2011). Dismissal can be appropriate when a plaintiff fails to comply with a discovery order and that 2 failure results from willfulness, bad faith, or fault. Farrar v. City of Chicago, 61 F. App’x 967, 969 (7th Cir. 2003) (citations omitted). Dismissal of a claim with prejudice should be considered “only in extreme situations, when there is a clear record of delay or contumacious conduct, or when other less drastic sanctions have proven unavailable.” Rice v. City of Chicago, 333 F.3d 780, 785-86 (7th

Cir. 2003). Although the instant motions address discovery responses to different defendants, the arguments presented in each motion are similar. The Court first considers the parties’ arguments with regard to interrogatories, which Defendants argue remain incomplete, and then considers the requests for production, to which Plaintiff has not responded at all. A. Responses to Interrogatories It is undisputed that Plaintiff did not respond to Defendants’ interrogatories within the time prescribed by the Federal Rules of Civil Procedure, and did not comply with the extended deadlines the Court set in its orders granting the motions to compel.
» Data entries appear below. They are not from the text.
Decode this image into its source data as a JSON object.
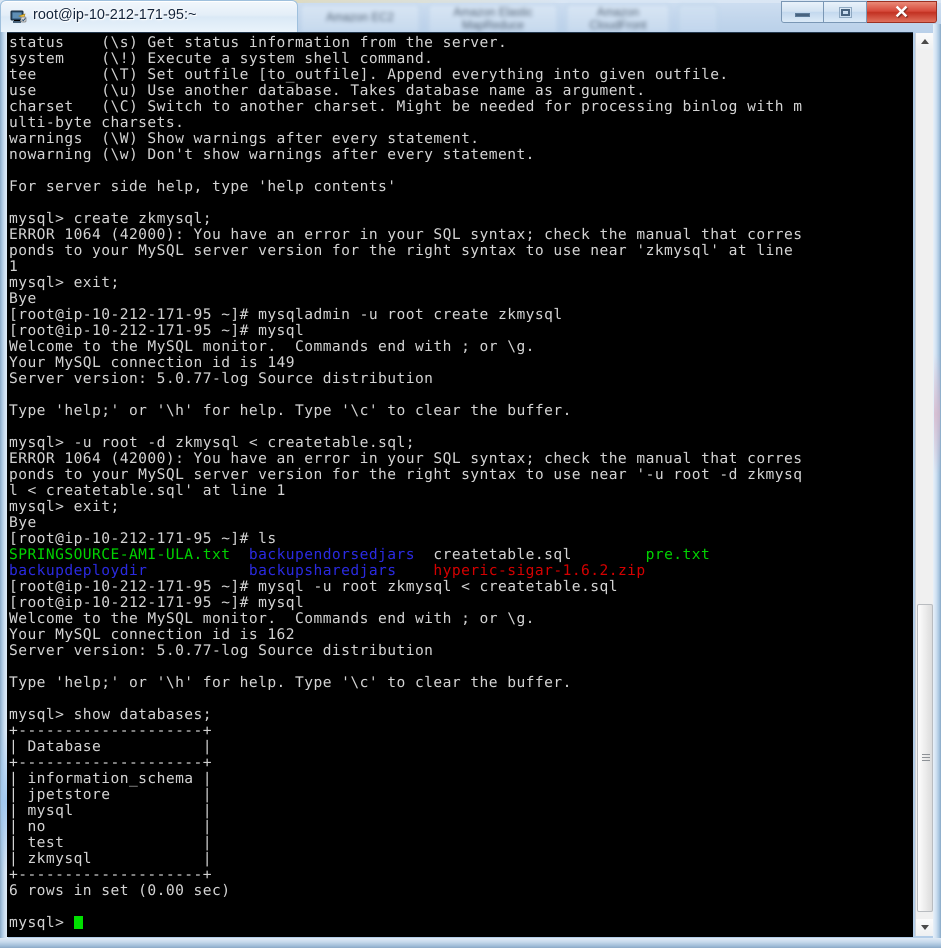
{
  "window": {
    "title": "root@ip-10-212-171-95:~",
    "icon": "terminal-icon",
    "minimize_label": "Minimize",
    "maximize_label": "Maximize",
    "close_label": "Close",
    "close_glyph": "✕"
  },
  "background_tabs": [
    {
      "label": "Amazon EC2"
    },
    {
      "label": "Amazon Elastic\nMapReduce"
    },
    {
      "label": "Amazon\nCloudFront"
    },
    {
      "label": ""
    }
  ],
  "colors": {
    "terminal_bg": "#000000",
    "text_white": "#d3d3d3",
    "text_green": "#00d200",
    "text_blue": "#2a2ae0",
    "text_red": "#d40000",
    "cursor_green": "#00e000",
    "titlebar_text": "#14243a",
    "close_button": "#c23122"
  },
  "scrollbar": {
    "up_arrow": "chevron-up-icon",
    "down_arrow": "chevron-down-icon",
    "thumb_top_pct": 63,
    "thumb_height_pct": 34
  },
  "terminal": {
    "prompt_shell": "[root@ip-10-212-171-95 ~]# ",
    "prompt_mysql": "mysql> ",
    "lines": [
      {
        "text": "status    (\\s) Get status information from the server."
      },
      {
        "text": "system    (\\!) Execute a system shell command."
      },
      {
        "text": "tee       (\\T) Set outfile [to_outfile]. Append everything into given outfile."
      },
      {
        "text": "use       (\\u) Use another database. Takes database name as argument."
      },
      {
        "text": "charset   (\\C) Switch to another charset. Might be needed for processing binlog with m"
      },
      {
        "text": "ulti-byte charsets."
      },
      {
        "text": "warnings  (\\W) Show warnings after every statement."
      },
      {
        "text": "nowarning (\\w) Don't show warnings after every statement."
      },
      {
        "text": ""
      },
      {
        "text": "For server side help, type 'help contents'"
      },
      {
        "text": ""
      },
      {
        "text": "mysql> create zkmysql;"
      },
      {
        "text": "ERROR 1064 (42000): You have an error in your SQL syntax; check the manual that corres"
      },
      {
        "text": "ponds to your MySQL server version for the right syntax to use near 'zkmysql' at line"
      },
      {
        "text": "1"
      },
      {
        "text": "mysql> exit;"
      },
      {
        "text": "Bye"
      },
      {
        "text": "[root@ip-10-212-171-95 ~]# mysqladmin -u root create zkmysql"
      },
      {
        "text": "[root@ip-10-212-171-95 ~]# mysql"
      },
      {
        "text": "Welcome to the MySQL monitor.  Commands end with ; or \\g."
      },
      {
        "text": "Your MySQL connection id is 149"
      },
      {
        "text": "Server version: 5.0.77-log Source distribution"
      },
      {
        "text": ""
      },
      {
        "text": "Type 'help;' or '\\h' for help. Type '\\c' to clear the buffer."
      },
      {
        "text": ""
      },
      {
        "text": "mysql> -u root -d zkmysql < createtable.sql;"
      },
      {
        "text": "ERROR 1064 (42000): You have an error in your SQL syntax; check the manual that corres"
      },
      {
        "text": "ponds to your MySQL server version for the right syntax to use near '-u root -d zkmysq"
      },
      {
        "text": "l < createtable.sql' at line 1"
      },
      {
        "text": "mysql> exit;"
      },
      {
        "text": "Bye"
      },
      {
        "text": "[root@ip-10-212-171-95 ~]# ls"
      },
      {
        "segments": [
          {
            "text": "SPRINGSOURCE-AMI-ULA.txt  ",
            "color": "green"
          },
          {
            "text": "backupendorsedjars  ",
            "color": "blue"
          },
          {
            "text": "createtable.sql        ",
            "color": "white"
          },
          {
            "text": "pre.txt",
            "color": "green"
          }
        ]
      },
      {
        "segments": [
          {
            "text": "backupdeploydir           ",
            "color": "blue"
          },
          {
            "text": "backupsharedjars    ",
            "color": "blue"
          },
          {
            "text": "hyperic-sigar-1.6.2.zip",
            "color": "red"
          }
        ]
      },
      {
        "text": "[root@ip-10-212-171-95 ~]# mysql -u root zkmysql < createtable.sql"
      },
      {
        "text": "[root@ip-10-212-171-95 ~]# mysql"
      },
      {
        "text": "Welcome to the MySQL monitor.  Commands end with ; or \\g."
      },
      {
        "text": "Your MySQL connection id is 162"
      },
      {
        "text": "Server version: 5.0.77-log Source distribution"
      },
      {
        "text": ""
      },
      {
        "text": "Type 'help;' or '\\h' for help. Type '\\c' to clear the buffer."
      },
      {
        "text": ""
      },
      {
        "text": "mysql> show databases;"
      },
      {
        "text": "+--------------------+"
      },
      {
        "text": "| Database           |"
      },
      {
        "text": "+--------------------+"
      },
      {
        "text": "| information_schema |"
      },
      {
        "text": "| jpetstore          |"
      },
      {
        "text": "| mysql              |"
      },
      {
        "text": "| no                 |"
      },
      {
        "text": "| test               |"
      },
      {
        "text": "| zkmysql            |"
      },
      {
        "text": "+--------------------+"
      },
      {
        "text": "6 rows in set (0.00 sec)"
      },
      {
        "text": ""
      },
      {
        "text": "mysql> ",
        "cursor": true
      }
    ],
    "databases_table": {
      "type": "table",
      "header": "Database",
      "rows": [
        "information_schema",
        "jpetstore",
        "mysql",
        "no",
        "test",
        "zkmysql"
      ],
      "footer": "6 rows in set (0.00 sec)"
    },
    "ls_output": {
      "files": [
        {
          "name": "SPRINGSOURCE-AMI-ULA.txt",
          "color": "green"
        },
        {
          "name": "backupendorsedjars",
          "color": "blue"
        },
        {
          "name": "createtable.sql",
          "color": "white"
        },
        {
          "name": "pre.txt",
          "color": "green"
        },
        {
          "name": "backupdeploydir",
          "color": "blue"
        },
        {
          "name": "backupsharedjars",
          "color": "blue"
        },
        {
          "name": "hyperic-sigar-1.6.2.zip",
          "color": "red"
        }
      ]
    }
  }
}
Plaintiff argues that although his answers

were late, he did not believe that they were deficient, and that he answered “based upon information that he remembered . . . in his possession, custody and control.” Counsel for Plaintiff states that he has had “difficulty maintaining contact with Plaintiff; however, in the recent past, Plaintiff’s Counsel has had constant contact with Plaintiff.” The Court is sympathetic to the apparent difficulties in communication between counsel and Plaintiff. But it is now too late to argue that he should be excused from the Court’s discovery orders; he failed to raise those issues in objection to the discovery requests, and failed to respond to the motions to compel and motions to dismiss. Moreover, in reviewing the supplemental briefing and

exhibits, it is apparent that Plaintiff’s problems go beyond communication issues with counsel. 3 Plaintiff argues that he did not know his responses to Defendants were non-compliant, stating that he provided the information he knew at the time. But with regard to Defendants CHI and Forgey, Plaintiff explicitly agreed to give more information and then failed to do so, without explanation. For example, on March 28, 2019, Forgey asked Plaintiff to identify the crimes

involving dishonesty or false statements Plaintiff had been convicted of, including the dates of conviction and the time and location of incarceration (“Forgey Interrogatory #2”). On July 30, 2019, Plaintiff produced the following response: “Burglary, Lake County Indiana; Theft, Will County, Illinois; Burglary, Will County, Illinois.” Ex. C to Motion to Compel at 1 [DE 26-3]. On September 6, 2019, during a discovery conference, Plaintiff’s counsel agreed to supplement his response to Forgey Interrogatory #2, along with three other interrogatories and six sub-interrogatories. See Motion to Compel at 2 [DE 26]; Ex. D to Motion to Compel [DE 26-4]. In granting the motion to compel, the Court ordered that Plaintiff produce those “agreed supplemental responses.” November 20, 2019 Order at 2 [DE 34]. There was no confusion that more information was needed. Some of

that information – such as conviction data – may have been obtainable by counsel even with limited contact from Plaintiff. Even when Plaintiff had the information, he failed to timely supplement his responses. When Poling asked Plaintiff about his convictions, Plaintiff initially responded with a similar answer of “Burglary, Lake County, IN; Theft, Will County, IL; Burglary, Will County, IL.” [DE 52] at 3. On March 16, 2020, Plaintiff sent supplemental answers to all Defendants.